Per tutto il 1610 Galileo:

 Acquisì informazioni precise sulla superficie della luna, stabilendo che presentava delle irregolarità
 Studiò la Via Lattea, che si rivelò un insieme di stelle lontanissime, che allargavano i confini
dell'universo
 Scoprì i quattro maggiori satelliti di Giove, osservando che anche i pianeti possono avere dei satelliti
 Scrutò il sole, vedendovi delle macchie in movimento.

Le nuove scoperte vennero pubblicate nel 1611 nel Sidereus Nuncius, opera che Galileo inviò al granduca di
Toscana Cosimo II de Medici e che gli valse una posizione da insegnante a Firenze. Nel 1611 la Chiesa e il
Sant'Uffizio iniziarono a prestare attenzione alle opere così il matematico pisano si recò nel marzo 1611 a
Roma, dove fu accolto da papa Paolo IV e dove fu iscritto all'Accademia dei Lincei
Il nuovo metodo scientifico e il sistema copernicano

Nel 1614 a Firenze il frate Tommaso Caccini accusò di contraddire le Sacre Scritture con le loro concezioni
astronomiche ispirate alle teorie copernicane i matematici moderni, e in particolare contro Galileo, il quale
aveva aderita alle idee di Keplero riguardo il movimento dei pianeti e alla teoria eliocentrica. I teologi
puntualizzarono il loro dissenso contro Galileo, costui cerco di giustificarsi nelle cosiddette lettere
copernicane e nel saggiatore. In queste due opere Galileo riportò i ruoli degli enti chiesa e scienza, che
secondo lui dovevano rispettare: La prima ha carattere morale e salvifico e non deve curarsi dell’approccio
scientifico, la seconda invece ha il compito di osservare, definire e confutare attraverso il metodo
scientifico.

Le discussioni di carattere scientifico dovevano basarsi sulla creazione di un'ipotesi che nasceva dalla teoria
e che trovava conferma nell'osservazione diretta della realtà naturale.

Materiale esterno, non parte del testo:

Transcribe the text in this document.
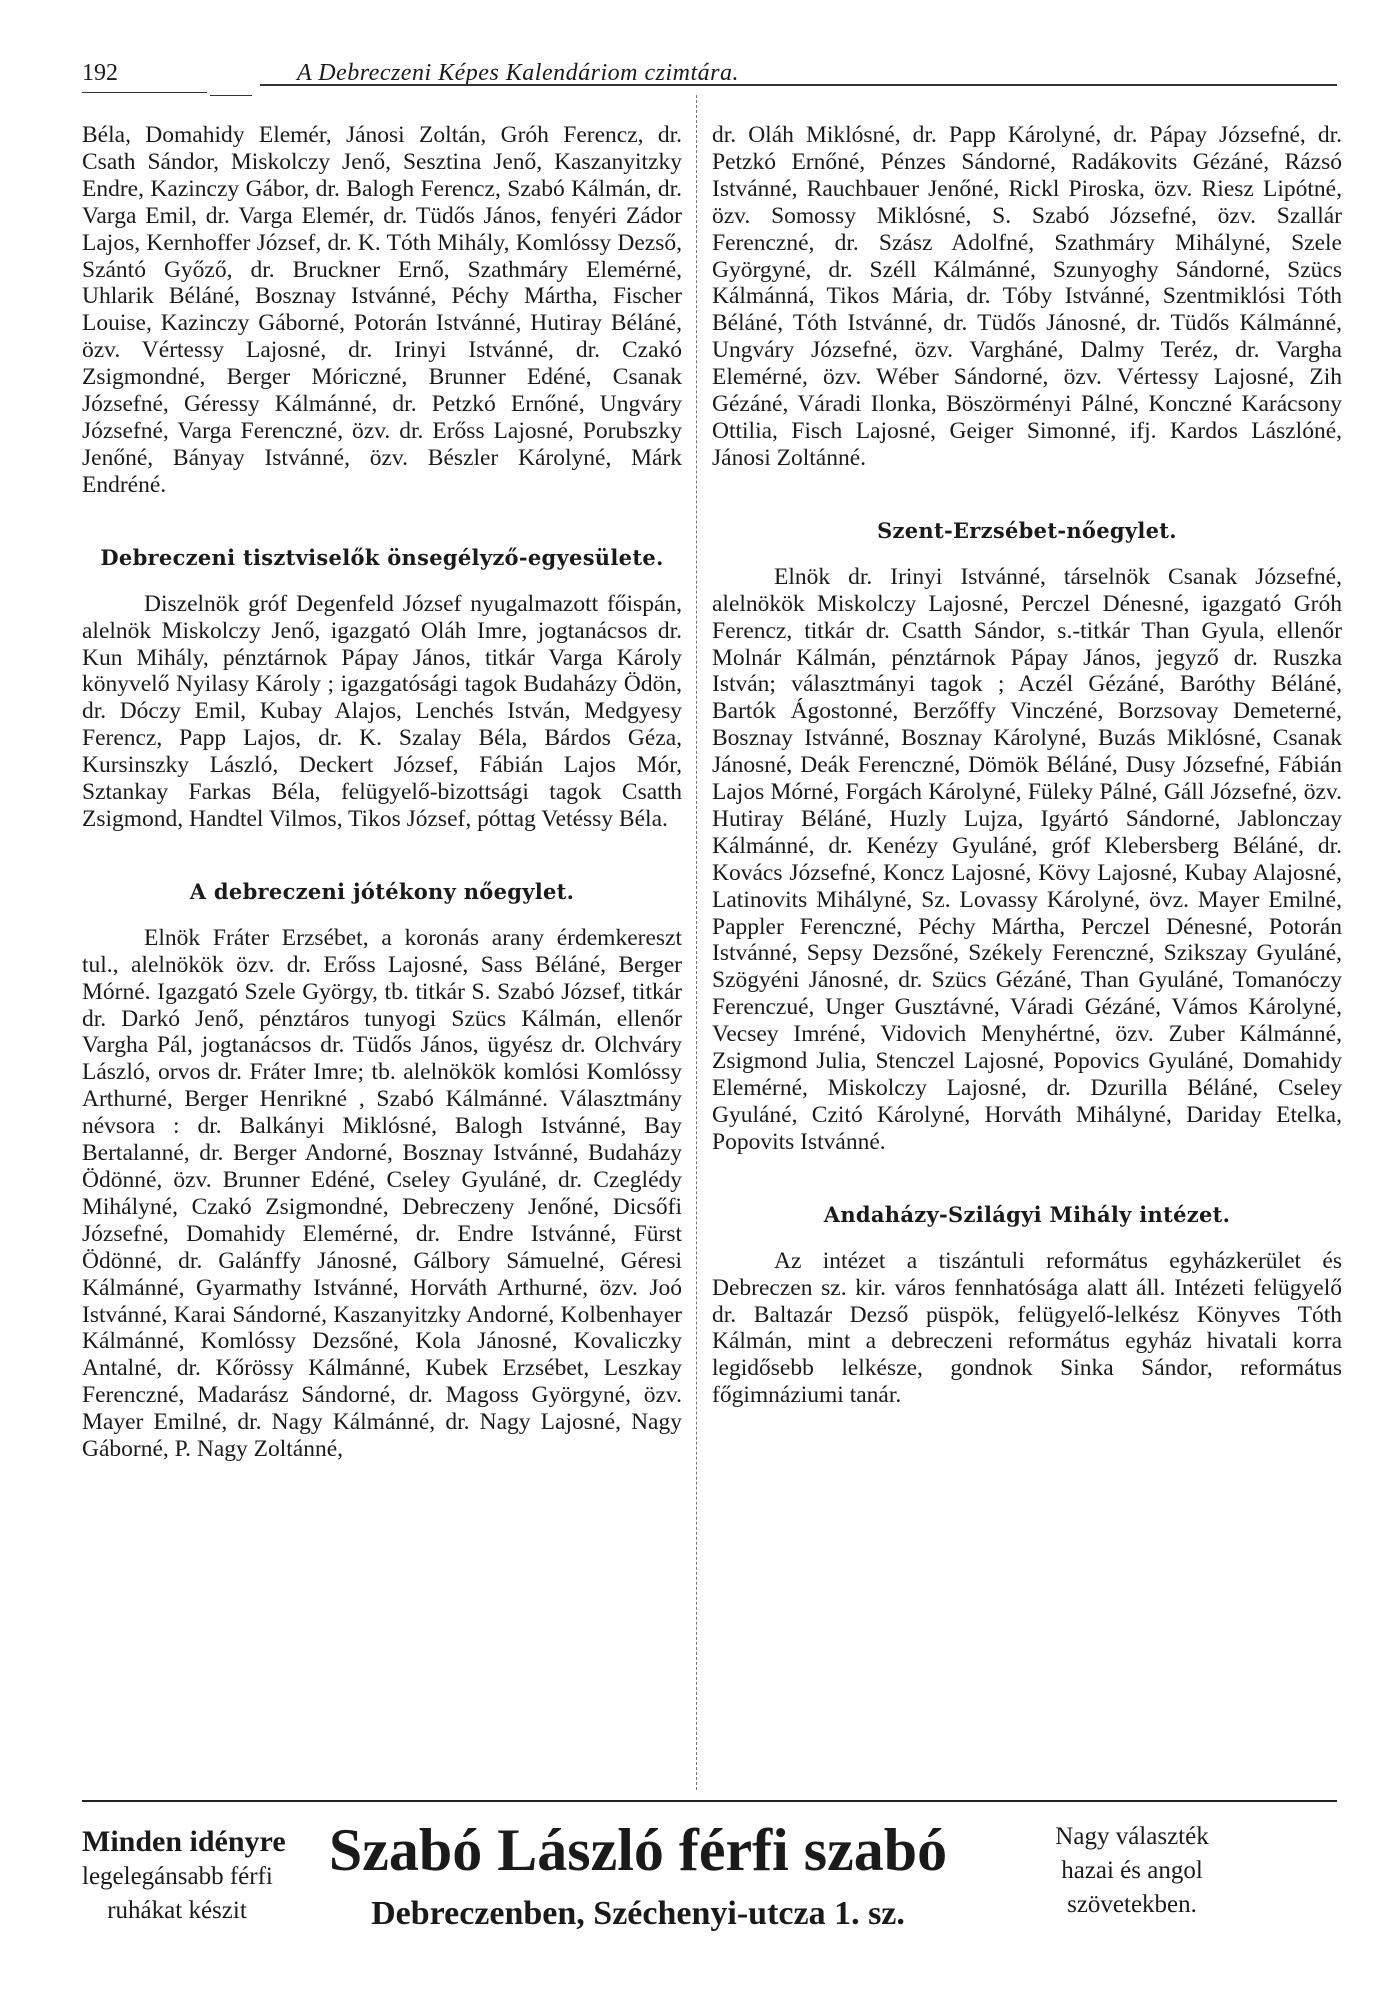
192	A Debreczeni Képes Kalendáriom czimtára.

Béla, Domahidy Elemér, Jánosi Zoltán, Gróh Ferencz, dr. Csath Sándor, Miskolczy Jenő, Sesztina Jenő, Kaszanyitzky Endre, Kazinczy Gábor, dr. Balogh Ferencz, Szabó Kálmán, dr. Varga Emil, dr. Varga Elemér, dr. Tüdős János, fenyéri Zádor Lajos, Kernhoffer József, dr. K. Tóth Mihály, Komlóssy Dezső, Szántó Győző, dr. Bruckner Ernő, Szathmáry Elemérné, Uhlarik Béláné, Bosznay Istvánné, Péchy Mártha, Fischer Louise, Kazinczy Gáborné, Potorán Istvánné, Hutiray Béláné, özv. Vértessy Lajosné, dr. Irinyi Istvánné, dr. Czakó Zsigmondné, Berger Móriczné, Brunner Edéné, Csanak Józsefné, Géressy Kálmánné, dr. Petzkó Ernőné, Ungváry Józsefné, Varga Ferenczné, özv. dr. Erőss Lajosné, Porubszky Jenőné, Bányay Istvánné, özv. Bészler Károlyné, Márk Endréné.

Debreczeni tisztviselők önsegélyző-egyesülete.

Diszelnök gróf Degenfeld József nyugalmazott főispán, alelnök Miskolczy Jenő, igazgató Oláh Imre, jogtanácsos dr. Kun Mihály, pénztárnok Pápay János, titkár Varga Károly könyvelő Nyilasy Károly ; igazgatósági tagok Budaházy Ödön, dr. Dóczy Emil, Kubay Alajos, Lenchés István, Medgyesy Ferencz, Papp Lajos, dr. K. Szalay Béla, Bárdos Géza, Kursinszky László, Deckert József, Fábián Lajos Mór, Sztankay Farkas Béla, felügyelő-bizottsági tagok Csatth Zsigmond, Handtel Vilmos, Tikos József, póttag Vetéssy Béla.

A debreczeni jótékony nőegylet.

Elnök Fráter Erzsébet, a koronás arany érdemkereszt tul., alelnökök özv. dr. Erőss Lajosné, Sass Béláné, Berger Mórné. Igazgató Szele György, tb. titkár S. Szabó József, titkár dr. Darkó Jenő, pénztáros tunyogi Szücs Kálmán, ellenőr Vargha Pál, jogtanácsos dr. Tüdős János, ügyész dr. Olchváry László, orvos dr. Fráter Imre; tb. alelnökök komlósi Komlóssy Arthurné, Berger Henrikné , Szabó Kálmánné. Választmány névsora : dr. Balkányi Miklósné, Balogh Istvánné, Bay Bertalanné, dr. Berger Andorné, Bosznay Istvánné, Budaházy Ödönné, özv. Brunner Edéné, Cseley Gyuláné, dr. Czeglédy Mihályné, Czakó Zsigmondné, Debreczeny Jenőné, Dicsőfi Józsefné, Domahidy Elemérné, dr. Endre Istvánné, Fürst Ödönné, dr. Galánffy Jánosné, Gálbory Sámuelné, Géresi Kálmánné, Gyarmathy Istvánné, Horváth Arthurné, özv. Joó Istvánné, Karai Sándorné, Kaszanyitzky Andorné, Kolbenhayer Kálmánné, Komlóssy Dezsőné, Kola Jánosné, Kovaliczky Antalné, dr. Kőrössy Kálmánné, Kubek Erzsébet, Leszkay Ferenczné, Madarász Sándorné, dr. Magoss Györgyné, özv. Mayer Emilné, dr. Nagy Kálmánné, dr. Nagy Lajosné, Nagy Gáborné, P. Nagy Zoltánné,

dr. Oláh Miklósné, dr. Papp Károlyné, dr. Pápay Józsefné, dr. Petzkó Ernőné, Pénzes Sándorné, Radákovits Gézáné, Rázsó Istvánné, Rauchbauer Jenőné, Rickl Piroska, özv. Riesz Lipótné, özv. Somossy Miklósné, S. Szabó Józsefné, özv. Szallár Ferenczné, dr. Szász Adolfné, Szathmáry Mihályné, Szele Györgyné, dr. Széll Kálmánné, Szunyoghy Sándorné, Szücs Kálmánná, Tikos Mária, dr. Tóby Istvánné, Szentmiklósi Tóth Béláné, Tóth Istvánné, dr. Tüdős Jánosné, dr. Tüdős Kálmánné, Ungváry Józsefné, özv. Vargháné, Dalmy Teréz, dr. Vargha Elemérné, özv. Wéber Sándorné, özv. Vértessy Lajosné, Zih Gézáné, Váradi Ilonka, Böszörményi Pálné, Konczné Karácsony Ottilia, Fisch Lajosné, Geiger Simonné, ifj. Kardos Lászlóné, Jánosi Zoltánné.

Szent-Erzsébet-nőegylet.

Elnök dr. Irinyi Istvánné, társelnök Csanak Józsefné, alelnökök Miskolczy Lajosné, Perczel Dénesné, igazgató Gróh Ferencz, titkár dr. Csatth Sándor, s.-titkár Than Gyula, ellenőr Molnár Kálmán, pénztárnok Pápay János, jegyző dr. Ruszka István; választmányi tagok ; Aczél Gézáné, Baróthy Béláné, Bartók Ágostonné, Berzőffy Vinczéné, Borzsovay Demeterné, Bosznay Istvánné, Bosznay Károlyné, Buzás Miklósné, Csanak Jánosné, Deák Ferenczné, Dömök Béláné, Dusy Józsefné, Fábián Lajos Mórné, Forgách Károlyné, Füleky Pálné, Gáll Józsefné, özv. Hutiray Béláné, Huzly Lujza, Igyártó Sándorné, Jablonczay Kálmánné, dr. Kenézy Gyuláné, gróf Klebersberg Béláné, dr. Kovács Józsefné, Koncz Lajosné, Kövy Lajosné, Kubay Alajosné, Latinovits Mihályné, Sz. Lovassy Károlyné, övz. Mayer Emilné, Pappler Ferenczné, Péchy Mártha, Perczel Dénesné, Potorán Istvánné, Sepsy Dezsőné, Székely Ferenczné, Szikszay Gyuláné, Szögyéni Jánosné, dr. Szücs Gézáné, Than Gyuláné, Tomanóczy Ferenczué, Unger Gusztávné, Váradi Gézáné, Vámos Károlyné, Vecsey Imréné, Vidovich Menyhértné, özv. Zuber Kálmánné, Zsigmond Julia, Stenczel Lajosné, Popovics Gyuláné, Domahidy Elemérné, Miskolczy Lajosné, dr. Dzurilla Béláné, Cseley Gyuláné, Czitó Károlyné, Horváth Mihályné, Dariday Etelka, Popovits Istvánné.

Andaházy-Szilágyi Mihály intézet.

Az intézet a tiszántuli református egyházkerület és Debreczen sz. kir. város fennhatósága alatt áll. Intézeti felügyelő dr. Baltazár Dezső püspök, felügyelő-lelkész Könyves Tóth Kálmán, mint a debreczeni református egyház hivatali korra legidősebb lelkésze, gondnok Sinka Sándor, református főgimnáziumi tanár.

Minden idényre
legelegánsabb férfi
ruhákat készit
Szabó László férfi szabó
Debreczenben, Széchenyi-utcza 1. sz.
Nagy választék
hazai és angol
szövetekben.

L'osservazione andava effettuata raccogliendo dati che portavano a una lettura matematica dell'esperienza
stessa, si arrivava così a:

 Sensate esperienze, nate dall'osservazione sistematica e scientifica della realtà naturale mediata dalla
matematica e a partire da un'ipotesi teorica
 Certe dimostrazioni, le conferme ottenute dall'osservazione continua del mondo.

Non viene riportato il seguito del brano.